Le 7 Octobre 1991, le CMSN promulgue la nouvelle loi organique pour les élections, mais sans donner de date pour la tenue de celles-ci. Pour les présidentielles, notamment, tout candidat doit être présenté au moins 30 des 208 maires ou 400 conseillers municipaux. Or, 200 de ces 208 maires ont adhéré au PRDS. La manœuvre est si évidente que, le 14 Octobre, le pouvoir recule. Le secrétaire permanent du CMSN, le lieutenant-colonel Mohamed Lemine Ould Ndiayane indique que les candidats à l’élection présidentielle n’auront à justifier de la signature que de 50 conseillers municipaux, dont 1/5ème au maximum provenant de la même région. L’UFD enregistre « favorablement », mais réclame un gouvernement de transition pour que se fassent en toute indépenndance du régime militaire la concertation politique préalable entre partis, la révision des textes électoraux et des listes et que soit, consensuellement, fixé l’échéancier des scrutins. L’opposition demande aussi la dissolution des conseils municipaux et des « structures d’éducation de masse » mises en place par le système militaire pour combler le vide laissé par l’interdiction du Parti du peuple mauritanien lors du coup du 10 Juillet 1978. L’ouverture des médias publics aux partis sur une base égalitaire est exigée. Il s’agit de « baliser ensemble le chemin susceptible de garantir une transition démocratique sereine et transparente ». Les prodromes sont déjà discutables, la suite va montrer la nature du régime censément nouveau, car le referendum de l’été de 1991 ne peut – par lui-même, d’autant que les résultats en sont contestés – faire oublier la succession des sanglants événements qui de l’automne 1986 à l’automne 1990 ont endeuillé le pays, sans compter le drame du printemps de 1989, ni les premières « émeutes du pain », à Nouadhibou le 2 Juin.   

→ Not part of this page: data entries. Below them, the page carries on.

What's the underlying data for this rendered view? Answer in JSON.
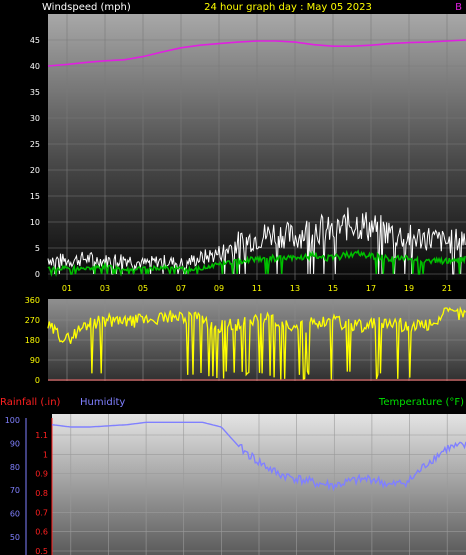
{
  "chart_data": [
    {
      "type": "line",
      "title": "24 hour graph day : May 05 2023",
      "ylabel": "Windspeed (mph)",
      "secondary_label": "B",
      "ylim": [
        0,
        45
      ],
      "yticks": [
        0,
        5,
        10,
        15,
        20,
        25,
        30,
        35,
        40,
        45
      ],
      "xticks": [
        "01",
        "03",
        "05",
        "07",
        "09",
        "11",
        "13",
        "15",
        "17",
        "19",
        "21"
      ],
      "grid": true,
      "colors": {
        "barometer": "#e020e0",
        "gust": "#ffffff",
        "wind": "#00c000",
        "axis_text": "#ffffff",
        "title": "#ffff00"
      },
      "series": [
        {
          "x": [
            0,
            1,
            2,
            3,
            4,
            5,
            6,
            7,
            8,
            9,
            10,
            11,
            12,
            13,
            14,
            15,
            16,
            17,
            18,
            19,
            20,
            21,
            22
          ],
          "values": [
            40,
            40.3,
            40.7,
            41,
            41.2,
            41.8,
            42.7,
            43.5,
            44,
            44.3,
            44.6,
            44.8,
            44.8,
            44.6,
            44.1,
            43.8,
            43.8,
            44,
            44.3,
            44.5,
            44.6,
            44.8,
            45
          ]
        },
        {
          "x": [
            0,
            1,
            2,
            3,
            4,
            5,
            6,
            7,
            8,
            9,
            10,
            11,
            12,
            13,
            14,
            15,
            16,
            17,
            18,
            19,
            20,
            21,
            22
          ],
          "values": [
            3,
            2.5,
            3,
            2.5,
            3,
            2,
            2.5,
            2,
            3,
            4,
            6,
            7,
            8,
            7,
            9,
            8,
            10,
            9,
            8,
            7,
            7,
            6,
            7
          ]
        },
        {
          "x": [
            0,
            1,
            2,
            3,
            4,
            5,
            6,
            7,
            8,
            9,
            10,
            11,
            12,
            13,
            14,
            15,
            16,
            17,
            18,
            19,
            20,
            21,
            22
          ],
          "values": [
            1,
            1.2,
            1,
            1.5,
            1,
            1,
            1.2,
            1,
            1,
            2,
            2.5,
            3,
            3,
            3,
            3.5,
            3,
            4,
            3.5,
            3,
            3,
            2.5,
            2.5,
            3
          ]
        }
      ]
    },
    {
      "type": "line",
      "ylim": [
        0,
        360
      ],
      "yticks": [
        0,
        90,
        180,
        270,
        360
      ],
      "colors": {
        "direction": "#ffff00",
        "tick_text": "#ffff00"
      },
      "series": [
        {
          "x": [
            0,
            1,
            2,
            3,
            4,
            5,
            6,
            7,
            8,
            9,
            10,
            11,
            12,
            13,
            14,
            15,
            16,
            17,
            18,
            19,
            20,
            21,
            22
          ],
          "values": [
            240,
            180,
            250,
            270,
            260,
            270,
            280,
            290,
            270,
            240,
            250,
            280,
            270,
            220,
            260,
            270,
            240,
            250,
            260,
            240,
            250,
            300,
            300
          ]
        }
      ]
    },
    {
      "type": "line",
      "legend": [
        "Rainfall (.in)",
        "Humidity",
        "Temperature (°F)"
      ],
      "colors": {
        "rainfall": "#ff2020",
        "humidity": "#8080ff",
        "temperature": "#00e000"
      },
      "humidity_axis": {
        "ylim": [
          50,
          100
        ],
        "yticks": [
          50,
          60,
          70,
          80,
          90,
          100
        ]
      },
      "rainfall_axis": {
        "ylim": [
          0.5,
          1.1
        ],
        "yticks": [
          "0.5",
          "0.6",
          "0.7",
          "0.8",
          "0.9",
          "1",
          "1.1"
        ]
      },
      "series": [
        {
          "x": [
            0,
            1,
            2,
            3,
            4,
            5,
            6,
            7,
            8,
            9,
            10,
            11,
            12,
            13,
            14,
            15,
            16,
            17,
            18,
            19,
            20,
            21,
            22
          ],
          "values": [
            98,
            97,
            97,
            97.5,
            98,
            99,
            99,
            99,
            99,
            97,
            88,
            82,
            77,
            75,
            73,
            72,
            74,
            75,
            72,
            74,
            82,
            88,
            89
          ]
        }
      ]
    }
  ]
}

En 1940, la coincidence entre le désastre subi par la métropole française et les événements de l’est mauritanien, peut faire croire à une manifestation nationaliste. C’est certainement ce qu’ont craint – alors – les aurorités coloniales. Le « hamallisme », du nom de sa figure emblématique, le Chérif Hamallah, n’est pas encore complètement élucidé faute qu’une recherche indépendante ait été possible avant l’indépendance et parce qu’ensuite l’attention éventuelle des chercheurs a été requise par une actualité à rebondissements. [2] Une conséquence indiscutable et bénéfique a été, pour ces raisons de maintien de l’ordre, le rattachement du Hodh que Bamako on comprenait et contrôlait moins bien que de … Saint-Louis, près de quatre ans plus tard.

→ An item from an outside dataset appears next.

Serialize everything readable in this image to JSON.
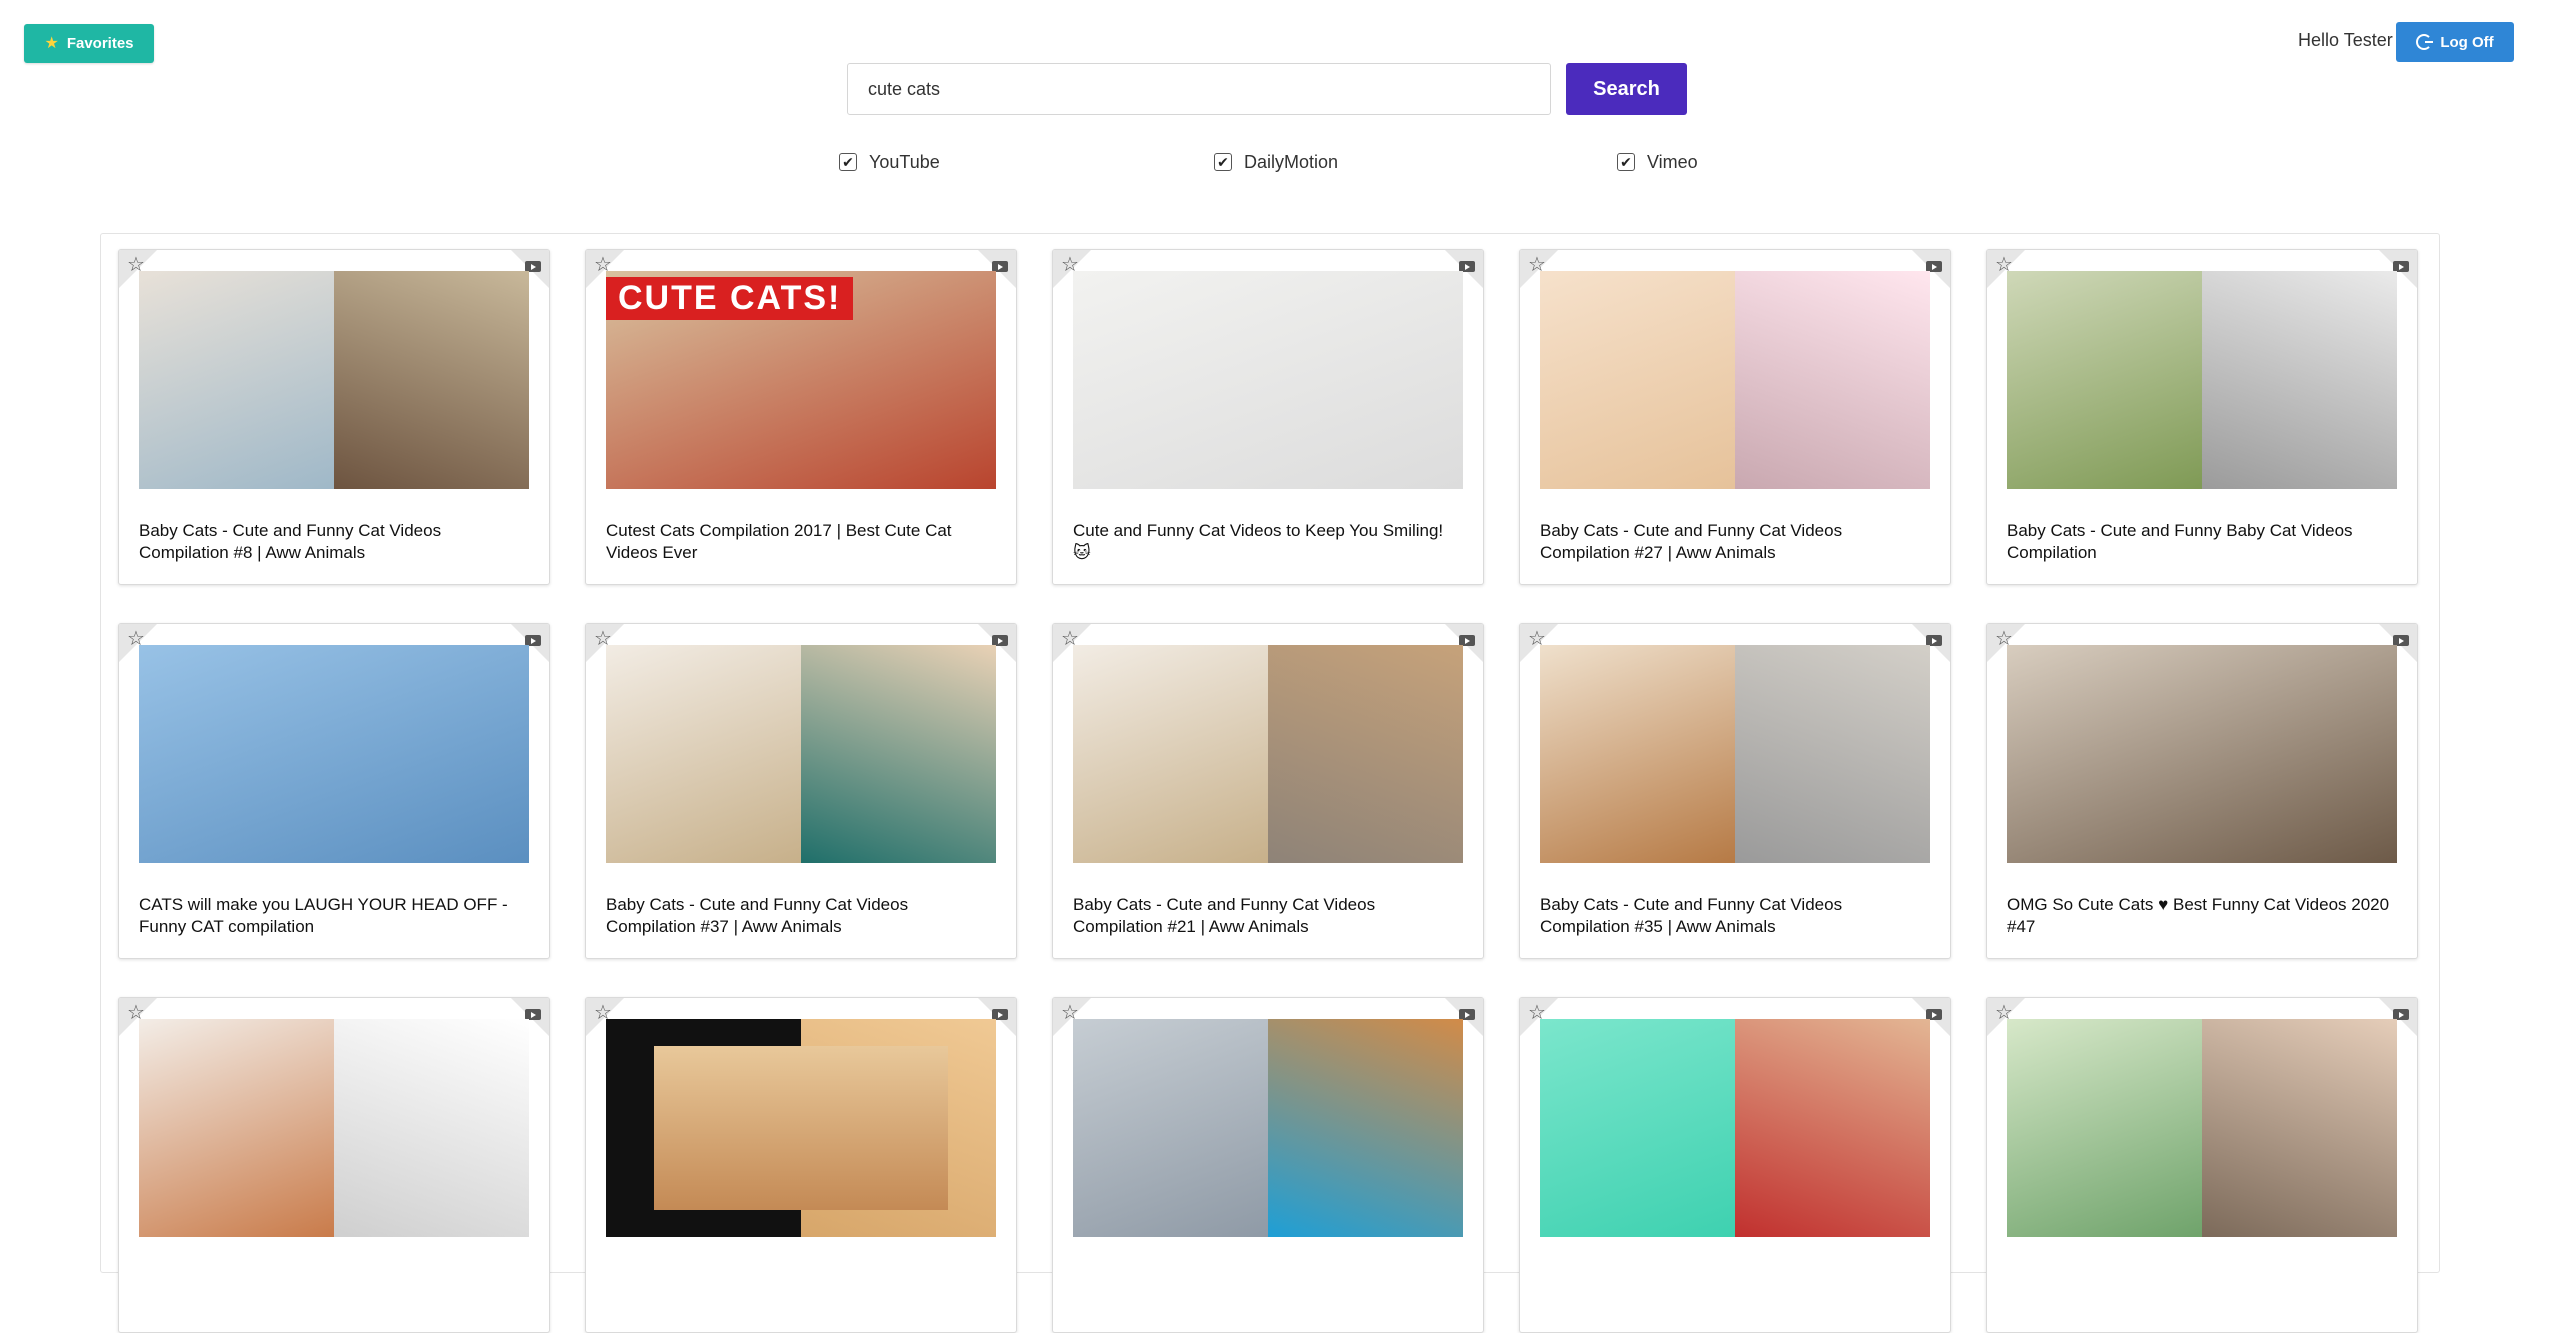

Je préfère donc à ce stade laisser s’exprimer le colonisateur, dans son « rapport politique annuel », celui de 1940 donc.

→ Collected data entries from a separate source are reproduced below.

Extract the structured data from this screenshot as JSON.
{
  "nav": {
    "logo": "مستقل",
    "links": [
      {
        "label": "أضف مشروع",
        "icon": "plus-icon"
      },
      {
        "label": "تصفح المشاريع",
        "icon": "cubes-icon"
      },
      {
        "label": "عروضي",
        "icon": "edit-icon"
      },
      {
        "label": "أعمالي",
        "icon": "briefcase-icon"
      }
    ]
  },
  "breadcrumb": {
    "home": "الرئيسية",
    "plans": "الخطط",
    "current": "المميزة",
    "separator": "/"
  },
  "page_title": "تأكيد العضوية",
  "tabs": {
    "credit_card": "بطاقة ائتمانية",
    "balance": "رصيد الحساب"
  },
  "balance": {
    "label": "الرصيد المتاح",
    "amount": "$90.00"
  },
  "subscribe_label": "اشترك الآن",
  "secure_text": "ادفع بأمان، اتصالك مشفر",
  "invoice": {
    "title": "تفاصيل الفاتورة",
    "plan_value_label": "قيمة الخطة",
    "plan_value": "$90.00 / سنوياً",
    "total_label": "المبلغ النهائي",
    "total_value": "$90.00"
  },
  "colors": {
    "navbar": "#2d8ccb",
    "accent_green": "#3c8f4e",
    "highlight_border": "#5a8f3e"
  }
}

A partir du mois de mai, l’élément européen lui-même, qui, à quelques exceptions près, n’est composé dans la Colonie que de militaires ou de fonctionnaires ne put suivre qu’avec quelque peine les opérations qui allaient se dérouler sur un rythme accéléré. L’annonce de l’Armistice le surprit avant qu’il ait eu le temps de réaliser l’étendue et l’importance de nos défaites successives. Pendant plusieurs semaines, nos postes de radio furent muets, les journaux et périodiques ne parvinrent plus. La propagande étrangère put répandre en toute liberté et sans crainte d’être démentie les informations les plus propres à jeter le trouble dans l’esprit des français éloignés de la métropole. Ceux de la Mauritanie malgré leur anxiété et de douloureux débats de conscience firent preuve de discipline. L’arrivée au pouvoir du Maréchal PETAIN, au moment où tout semblait manquer à notre malheureux pays fut un grand soulagement et permit un premier espoir dans le relèvement de la France.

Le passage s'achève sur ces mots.